Block outbound traffic from application instances to:

• 127.0.0.0/8 (loopback)
• 10.0.0.0/8 (RFC1918)
• 172.16.0.0/12 (RFC1918)
• 192.168.0.0/16 (RFC1918)
• 169.254.0.0/16 (link-local, covers cloud metadata endpoints)
• ::1/128 (IPv6 loopback)
• fc00::/7 (IPv6 unique local addresses)

On AWS, this is a security group egress rule. On GCP, a VPC firewall egress rule. On a bare VPS, an iptables OUTPUT rule. The specific implementation differs. The outcome is the same: even if your application code makes a request to an internal IP, the network drops it.

This is not a belt-and-suspenders redundancy. It is the safety net that catches DNS rebinding attacks after they slip through your application-layer TOCTOU window.

Layer 3: IMDSv2 on AWS (and equivalent controls on other clouds)

If you run on AWS, enforce IMDSv2 on all instances. IMDSv2 requires a session token obtained through a PUT request with a custom header (X-aws-ec2-metadata-token-ttl-seconds) before any metadata read will succeed. Most SSRF-based metadata retrieval uses GET requests and cannot set custom headers. IMDSv2 breaks this attack path at the cloud infrastructure layer, independently of your application code and independently of your network rules.

AWS made IMDSv2 the default for instances launched with Amazon Linux 2023. For existing instances, enforce it at the instance level via aws ec2 modify-instance-metadata-options, or block IMDSv1 access through an SCP at the organization level. Azure has equivalent metadata service access controls.

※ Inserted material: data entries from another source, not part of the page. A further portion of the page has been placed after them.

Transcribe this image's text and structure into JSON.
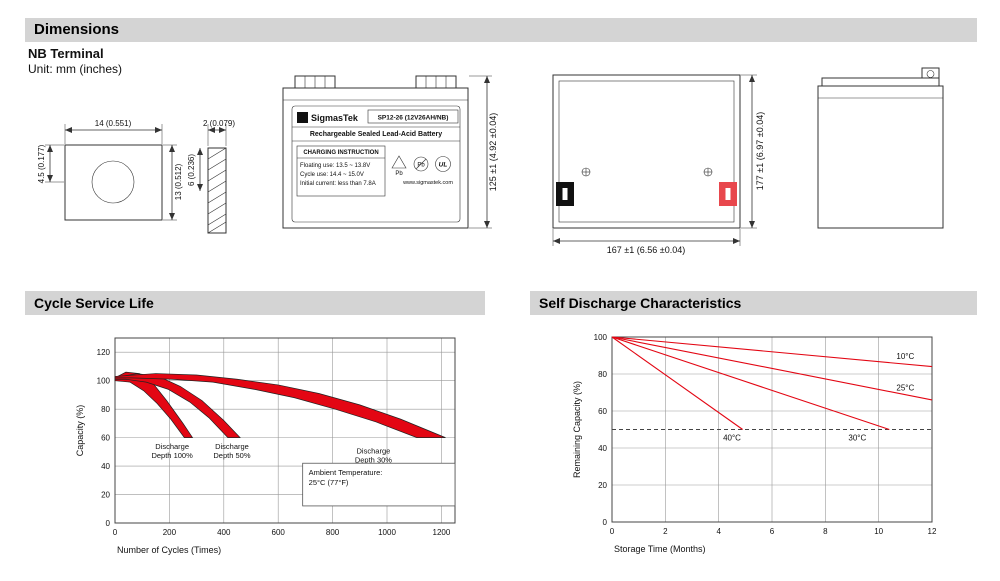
{
  "page": {
    "title_dimensions": "Dimensions",
    "nb_terminal": "NB Terminal",
    "unit": "Unit: mm (inches)"
  },
  "sections": {
    "cycle": "Cycle Service Life",
    "self_discharge": "Self Discharge Characteristics"
  },
  "colors": {
    "header_bg": "#d4d4d4",
    "accent_red": "#e30613",
    "terminal_red": "#e8474d"
  },
  "drawings": {
    "terminal": {
      "dim_width": "14 (0.551)",
      "dim_thickness": "2 (0.079)",
      "dim_hole": "4.5 (0.177)",
      "dim_height": "13 (0.512)",
      "dim_depth": "6 (0.236)"
    },
    "front_view": {
      "logo_letter": "S",
      "brand": "SigmasTek",
      "model": "SP12-26 (12V26AH/NB)",
      "subtitle": "Rechargeable Sealed Lead-Acid Battery",
      "charging_title": "CHARGING INSTRUCTION",
      "charging_lines": [
        "Floating use: 13.5 ~ 13.8V",
        "Cycle use: 14.4 ~ 15.0V",
        "Initial current: less than 7.8A"
      ],
      "pb_label": "Pb",
      "ul_label": "UL",
      "website": "www.sigmastek.com",
      "dim_height": "125 ±1 (4.92 ±0.04)"
    },
    "top_view": {
      "dim_width": "167 ±1 (6.56 ±0.04)",
      "dim_height": "177 ±1 (6.97 ±0.04)"
    }
  },
  "chart_data": [
    {
      "type": "area",
      "title": "Cycle Service Life",
      "xlabel": "Number of Cycles (Times)",
      "ylabel": "Capacity (%)",
      "xlim": [
        0,
        1250
      ],
      "ylim": [
        0,
        130
      ],
      "xticks": [
        0,
        200,
        400,
        600,
        800,
        1000,
        1200
      ],
      "yticks": [
        0,
        20,
        40,
        60,
        80,
        100,
        120
      ],
      "color": "#e30613",
      "bands": [
        {
          "name": "Discharge Depth 100%",
          "upper": [
            [
              0,
              102
            ],
            [
              40,
              106
            ],
            [
              90,
              105
            ],
            [
              140,
              98
            ],
            [
              190,
              86
            ],
            [
              250,
              70
            ],
            [
              285,
              60
            ]
          ],
          "lower": [
            [
              255,
              60
            ],
            [
              205,
              73
            ],
            [
              155,
              84
            ],
            [
              105,
              93
            ],
            [
              55,
              99
            ],
            [
              0,
              100
            ]
          ]
        },
        {
          "name": "Discharge Depth 50%",
          "upper": [
            [
              0,
              102
            ],
            [
              80,
              105
            ],
            [
              160,
              103
            ],
            [
              240,
              96
            ],
            [
              320,
              86
            ],
            [
              400,
              72
            ],
            [
              460,
              60
            ]
          ],
          "lower": [
            [
              415,
              60
            ],
            [
              345,
              74
            ],
            [
              275,
              85
            ],
            [
              195,
              94
            ],
            [
              115,
              99
            ],
            [
              40,
              101
            ],
            [
              0,
              101
            ]
          ]
        },
        {
          "name": "Discharge Depth 30%",
          "upper": [
            [
              0,
              103
            ],
            [
              150,
              105
            ],
            [
              300,
              104
            ],
            [
              450,
              101
            ],
            [
              600,
              97
            ],
            [
              750,
              91
            ],
            [
              900,
              83
            ],
            [
              1050,
              73
            ],
            [
              1215,
              60
            ]
          ],
          "lower": [
            [
              1110,
              60
            ],
            [
              960,
              71
            ],
            [
              810,
              80
            ],
            [
              660,
              88
            ],
            [
              510,
              94
            ],
            [
              360,
              99
            ],
            [
              210,
              101
            ],
            [
              60,
              102
            ],
            [
              0,
              102
            ]
          ]
        }
      ],
      "annotations": [
        {
          "x": 210,
          "y": 52,
          "lines": [
            "Discharge",
            "Depth 100%"
          ]
        },
        {
          "x": 430,
          "y": 52,
          "lines": [
            "Discharge",
            "Depth 50%"
          ]
        },
        {
          "x": 950,
          "y": 49,
          "lines": [
            "Discharge",
            "Depth 30%"
          ]
        }
      ],
      "note_box": {
        "x1": 690,
        "y1": 12,
        "x2": 1250,
        "y2": 42,
        "lines": [
          "Ambient Temperature:",
          "25°C (77°F)"
        ]
      }
    },
    {
      "type": "line",
      "title": "Self Discharge Characteristics",
      "xlabel": "Storage Time (Months)",
      "ylabel": "Remaining Capacity (%)",
      "xlim": [
        0,
        12
      ],
      "ylim": [
        0,
        100
      ],
      "xticks": [
        0,
        2,
        4,
        6,
        8,
        10,
        12
      ],
      "yticks": [
        0,
        20,
        40,
        60,
        80,
        100
      ],
      "color": "#e30613",
      "dashed_line_y": 50,
      "series": [
        {
          "name": "10°C",
          "points": [
            [
              0,
              100
            ],
            [
              12,
              84
            ]
          ],
          "label_pos": [
            11.0,
            88
          ]
        },
        {
          "name": "25°C",
          "points": [
            [
              0,
              100
            ],
            [
              12,
              66
            ]
          ],
          "label_pos": [
            11.0,
            71
          ]
        },
        {
          "name": "30°C",
          "points": [
            [
              0,
              100
            ],
            [
              10.4,
              50
            ]
          ],
          "label_pos": [
            9.2,
            44
          ]
        },
        {
          "name": "40°C",
          "points": [
            [
              0,
              100
            ],
            [
              4.9,
              50
            ]
          ],
          "label_pos": [
            4.5,
            44
          ]
        }
      ]
    }
  ]
}
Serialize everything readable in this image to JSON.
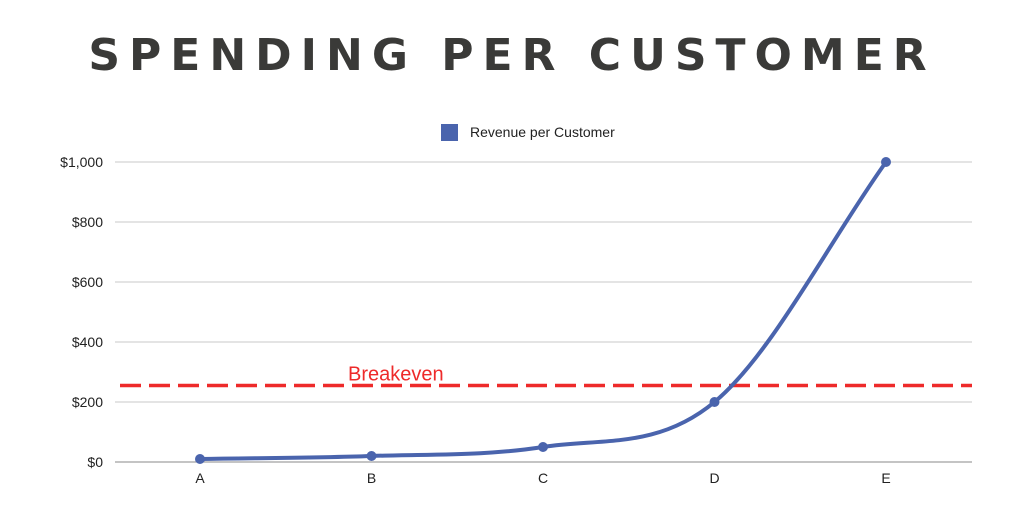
{
  "chart_data": {
    "type": "line",
    "title": "SPENDING PER CUSTOMER",
    "categories": [
      "A",
      "B",
      "C",
      "D",
      "E"
    ],
    "series": [
      {
        "name": "Revenue per Customer",
        "values": [
          10,
          20,
          50,
          200,
          1000
        ],
        "color": "#4a64ad"
      }
    ],
    "ylim": [
      0,
      1000
    ],
    "yticks": [
      0,
      200,
      400,
      600,
      800,
      1000
    ],
    "ytick_labels": [
      "$0",
      "$200",
      "$400",
      "$600",
      "$800",
      "$1,000"
    ],
    "grid": true,
    "legend": "top-center",
    "annotations": [
      {
        "type": "hline",
        "label": "Breakeven",
        "y": 255,
        "color": "#ee2a2a",
        "style": "dashed"
      }
    ]
  }
}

GCP requires a Metadata-Flavor: Google header on all metadata requests by default.

Enforcing IMDSv2 means that even a fully successful SSRF attack against the metadata endpoint returns an error rather than credentials. This does not eliminate SSRF as a vulnerability. It eliminates the highest-value target SSRF has been used to reach.

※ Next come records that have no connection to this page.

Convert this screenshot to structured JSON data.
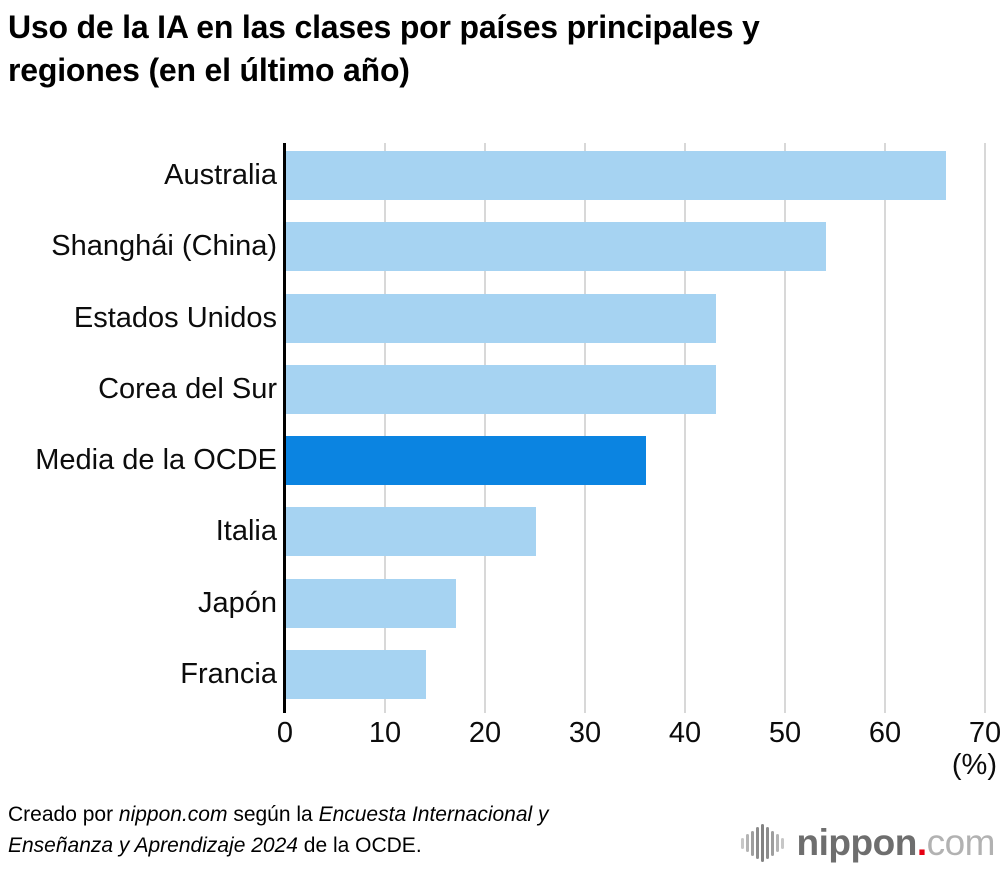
{
  "title": {
    "line1": "Uso de la IA en las clases por países principales y",
    "line2": "regiones (en el último año)",
    "full": "Uso de la IA en las clases por países principales y regiones (en el último año)"
  },
  "chart_data": {
    "type": "bar",
    "orientation": "horizontal",
    "title": "Uso de la IA en las clases por países principales y regiones (en el último año)",
    "categories": [
      "Australia",
      "Shanghái (China)",
      "Estados Unidos",
      "Corea del Sur",
      "Media de la OCDE",
      "Italia",
      "Japón",
      "Francia"
    ],
    "values": [
      66,
      54,
      43,
      43,
      36,
      25,
      17,
      14
    ],
    "unit": "%",
    "x_axis_label": "(%)",
    "xlim": [
      0,
      70
    ],
    "xticks": [
      0,
      10,
      20,
      30,
      40,
      50,
      60,
      70
    ],
    "grid": true,
    "legend": false,
    "bar_color": "#a6d3f2",
    "highlight_color": "#0b84e1",
    "highlight_index": 4,
    "highlight_category": "Media de la OCDE",
    "gridline_color": "#d8d8d8",
    "axis_color": "#000000"
  },
  "footer": {
    "line1": [
      {
        "text": "Creado por ",
        "italic": false
      },
      {
        "text": "nippon.com",
        "italic": true
      },
      {
        "text": " según la ",
        "italic": false
      },
      {
        "text": "Encuesta Internacional y",
        "italic": true
      }
    ],
    "line2": [
      {
        "text": "Enseñanza y Aprendizaje 2024",
        "italic": true
      },
      {
        "text": " de la OCDE.",
        "italic": false
      }
    ]
  },
  "logo": {
    "brand": "nippon",
    "dot": ".",
    "tld": "com"
  }
}
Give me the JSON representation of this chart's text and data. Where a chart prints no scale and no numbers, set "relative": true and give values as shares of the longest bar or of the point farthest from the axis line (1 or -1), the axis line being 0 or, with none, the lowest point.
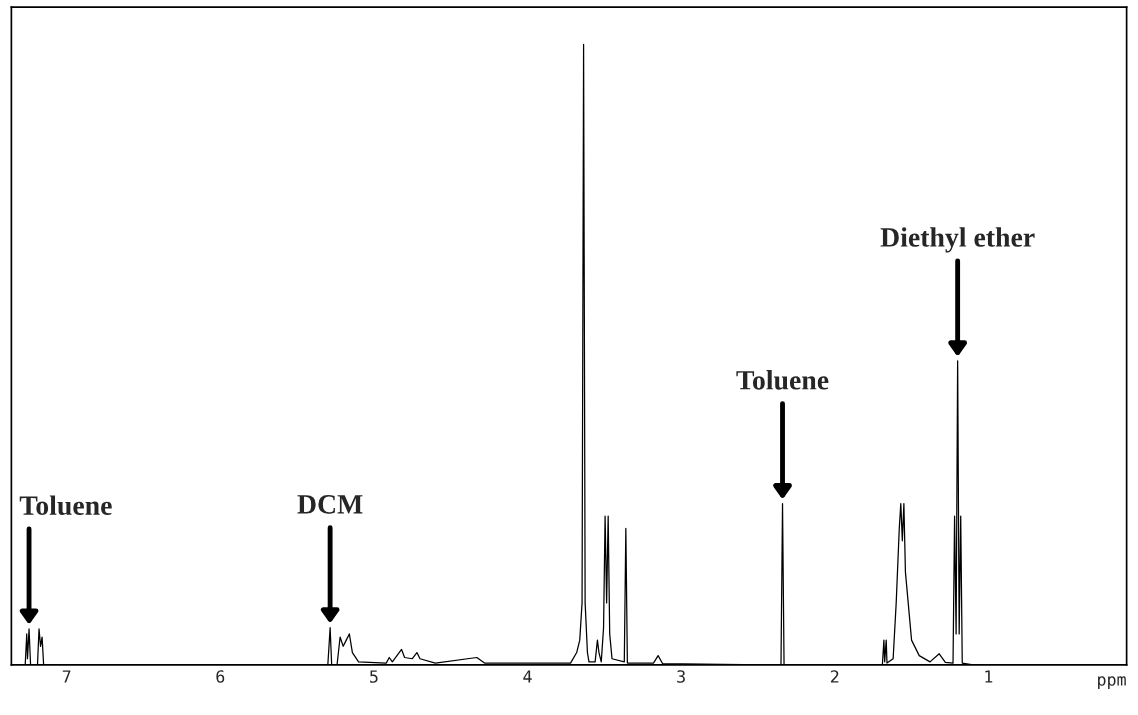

What This Means for Your Codebase

Every feature that fetches a URL the application doesn't control is a potential SSRF surface. Webhook registration. Document importers. Avatar URL fields. Link preview generators. RSS feed readers. Any endpoint that calls out to the network based on user input.

The question is not whether your URL validation is strict enough. The question is whether your network can survive your URL validation being wrong.

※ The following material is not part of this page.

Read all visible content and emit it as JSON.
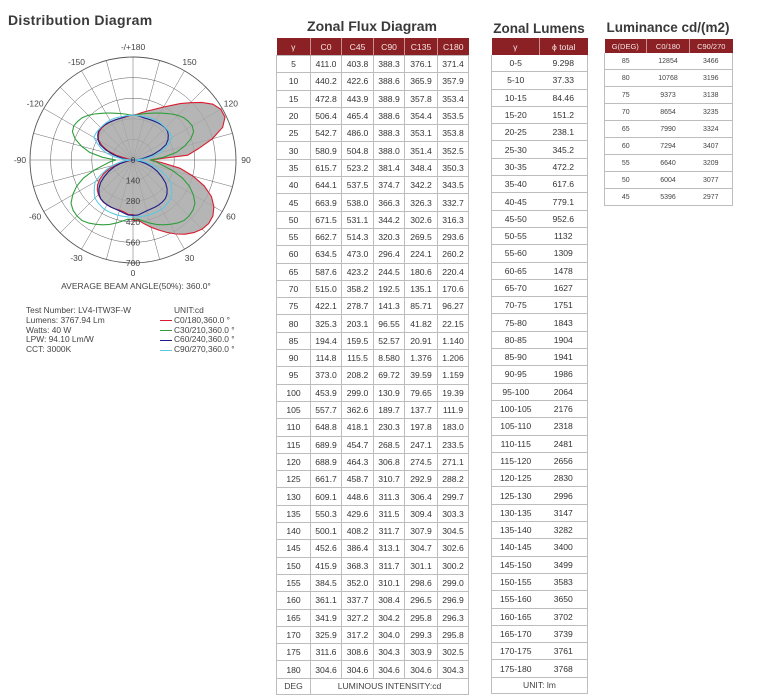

Application-layer checks are your first line. Network egress controls are your last line. The distance between a SSRF finding on a security scanner and a production incident is usually the absence of the second line.

CVE-2025–53767 scored 10.0 not because the code was carelessly written. It scored 10.0 because the metadata endpoint was reachable from the application server, the credentials behind it were valuable and there was no network-layer backstop in place to block the request regardless of what the application decided.

Put the network backstop in place before you need it.